Okay, I'll look into it.

CMCDragonkai commented 7 months ago

And every importantly, the node specific warnings on event listener counts might need to be entirely eliminated, and instead what we do is manage the total counter of events in a global event bus system that keeps track of it, and can do a total warning if it detects resource leaks at a global level.

tegefaulkes commented 7 months ago

EventTarget is kind of not great to use, I've been thinking we'd just make our own pure TS event class at some point.

CMCDragonkai commented 7 months ago

That's kind of what AbstractEvent is atm. I think that js-events is what needs to do its overrides/abstractions there, but the underlying system should still be EventTarget to keep it compatible with the rest of the JS ecosystem.
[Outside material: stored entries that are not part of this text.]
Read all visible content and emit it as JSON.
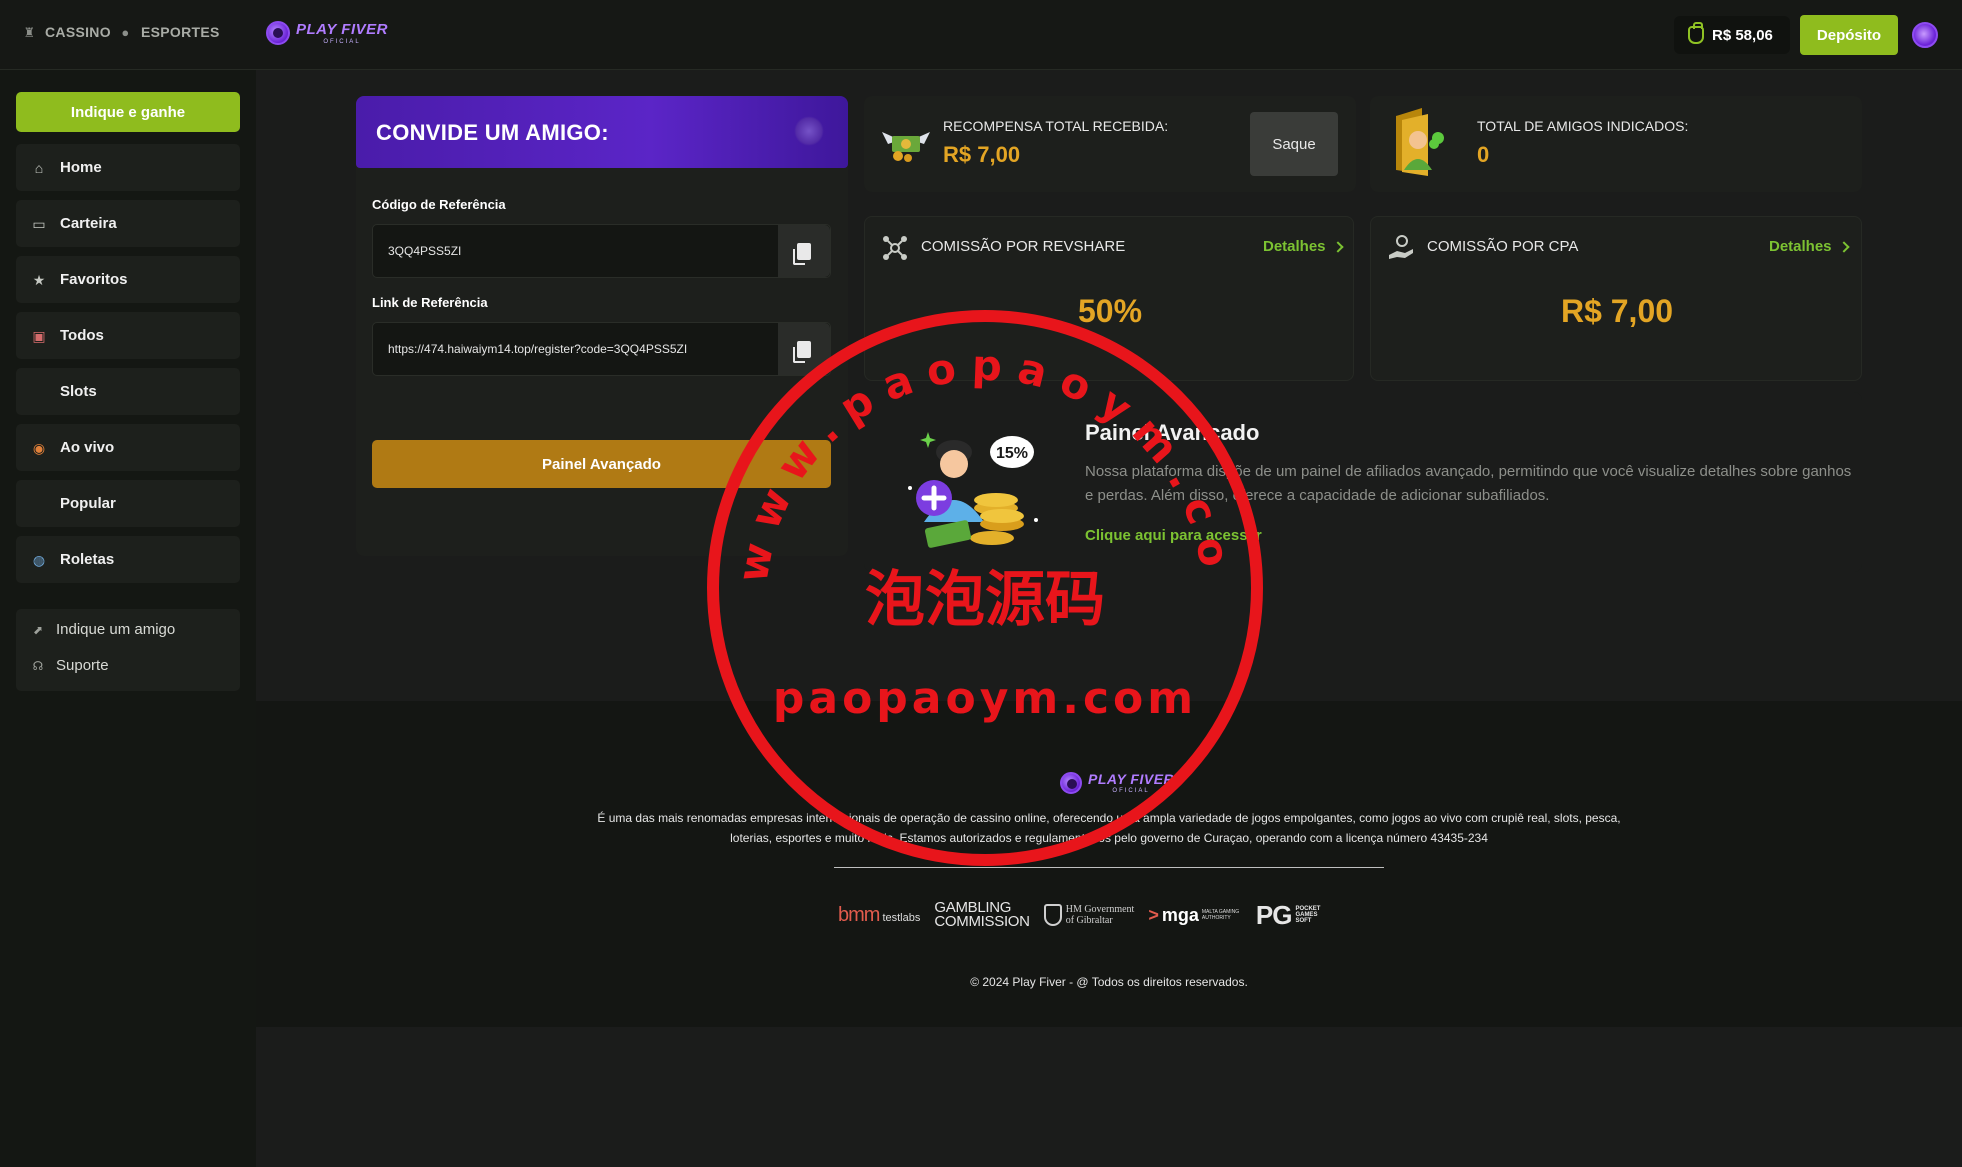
{
  "header": {
    "categories": [
      {
        "label": "CASSINO",
        "icon": "casino-icon"
      },
      {
        "label": "ESPORTES",
        "icon": "sports-ball-icon"
      }
    ],
    "logo": {
      "name": "PLAY FIVER",
      "tagline": "OFICIAL"
    },
    "balance": "R$ 58,06",
    "deposit_label": "Depósito"
  },
  "sidebar": {
    "cta_label": "Indique e ganhe",
    "items": [
      {
        "label": "Home",
        "icon": "home-icon"
      },
      {
        "label": "Carteira",
        "icon": "wallet-icon"
      },
      {
        "label": "Favoritos",
        "icon": "star-icon"
      },
      {
        "label": "Todos",
        "icon": "cake-icon"
      },
      {
        "label": "Slots",
        "icon": ""
      },
      {
        "label": "Ao vivo",
        "icon": "live-icon"
      },
      {
        "label": "Popular",
        "icon": ""
      },
      {
        "label": "Roletas",
        "icon": "roulette-icon"
      }
    ],
    "links": [
      {
        "label": "Indique um amigo",
        "icon": "share-icon"
      },
      {
        "label": "Suporte",
        "icon": "headset-icon"
      }
    ]
  },
  "invite": {
    "title": "CONVIDE UM AMIGO:",
    "code_label": "Código de Referência",
    "code_value": "3QQ4PSS5ZI",
    "link_label": "Link de Referência",
    "link_value": "https://474.haiwaiym14.top/register?code=3QQ4PSS5ZI",
    "advanced_button": "Painel Avançado"
  },
  "rewards": {
    "total_label": "RECOMPENSA TOTAL RECEBIDA:",
    "total_value": "R$ 7,00",
    "saque_label": "Saque",
    "friends_label": "TOTAL DE AMIGOS INDICADOS:",
    "friends_value": "0"
  },
  "commissions": {
    "revshare_label": "COMISSÃO POR REVSHARE",
    "revshare_value": "50%",
    "cpa_label": "COMISSÃO POR CPA",
    "cpa_value": "R$ 7,00",
    "details_label": "Detalhes"
  },
  "advanced_panel": {
    "title": "Painel Avançado",
    "description": "Nossa plataforma dispõe de um painel de afiliados avançado, permitindo que você visualize detalhes sobre ganhos e perdas. Além disso, oferece a capacidade de adicionar subafiliados.",
    "link": "Clique aqui para acessar",
    "badge": "15%"
  },
  "footer": {
    "logo_name": "PLAY FIVER",
    "logo_tagline": "OFICIAL",
    "description": "É uma das mais renomadas empresas internacionais de operação de cassino online, oferecendo uma ampla variedade de jogos empolgantes, como jogos ao vivo com crupiê real, slots, pesca, loterias, esportes e muito mais. Estamos autorizados e regulamentados pelo governo de Curaçao, operando com a licença número 43435-234",
    "partners": {
      "bmm": "bmm",
      "bmm_sub": "testlabs",
      "gc1": "GAMBLING",
      "gc2": "COMMISSION",
      "gib1": "HM Government",
      "gib2": "of Gibraltar",
      "mga": "mga",
      "mga_sub": "MALTA GAMING AUTHORITY",
      "pg": "PG",
      "pg_sub": "POCKET GAMES SOFT"
    },
    "copyright": "© 2024 Play Fiver - @ Todos os direitos reservados."
  },
  "watermark": {
    "arc_text": "www.paopaoym.com",
    "center_text": "泡泡源码",
    "bottom_text": "paopaoym.com"
  },
  "colors": {
    "accent_green": "#8fbc1e",
    "gold": "#e3a524",
    "purple": "#5b25c7",
    "link_green": "#7cc232",
    "watermark_red": "#e8151b"
  }
}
tegefaulkes commented 7 months ago

I've got the fix down but just need to review and polish.

I'm thinking I can do a fix for https://github.com/MatrixAI/Polykey-CLI/issues/115 in this PR as well. At minimum I have the groundwork down for it. I just need to work out what errors happen when the internet drops out.

tegefaulkes commented 7 months ago

Ultimately the solution was to create a new event for a send error that is coded with the connection ID of the connection so the connection can listen for the error event for it specifically. Right now it only this logic applies mostly to QUICClient since the EINVAL error can only happen when specifying bad parameters for new connections. server connections shouldn't run into this.

tegefaulkes commented 7 months ago

I think if we just ignore or do warnings about the following error then we can prevent crashes when the network cuts out.

Error: send ENETUNREACH ::ffff:13.54.214.222:1314
    at doSend (node:dgram:716:16)
    at defaultTriggerAsyncIdScope (node:internal/async_hooks:463:18)
    at afterDns (node:dgram:662:5)
    at processTicksAndRejections (node:internal/process/task_queues:83:21) {
  errno: -101,
  code: 'ENETUNREACH',
  syscall: 'send',
  address: '::ffff:13.54.214.222',
  port: 1314
}
tegefaulkes commented 7 months ago

I'm almost done with this. I'm just adding some tests to test network outages. Mainly mocking the udpsocket send to throw the same kind of error I posted in the above comment.

The first test is working fine. But the 2nd where the connection times out when the sends is failing is working mostly. The only problem is the ErrorQUICConnectionIdleTimeout is being thrown somewhere even after the test ends successfully. Trying to track down the error through all the event handling is tricky since we're loosing basically all useful stack information in the process.

CMCDragonkai commented 7 months ago

Error handling for push flows is inherently different from pull flows. Errors have to explicitly handled at the handler and possibly flow to a different global error handler. Don't rely on the error stack for push flows.

tegefaulkes commented 7 months ago

I'm considering this one done now if you want to look it over.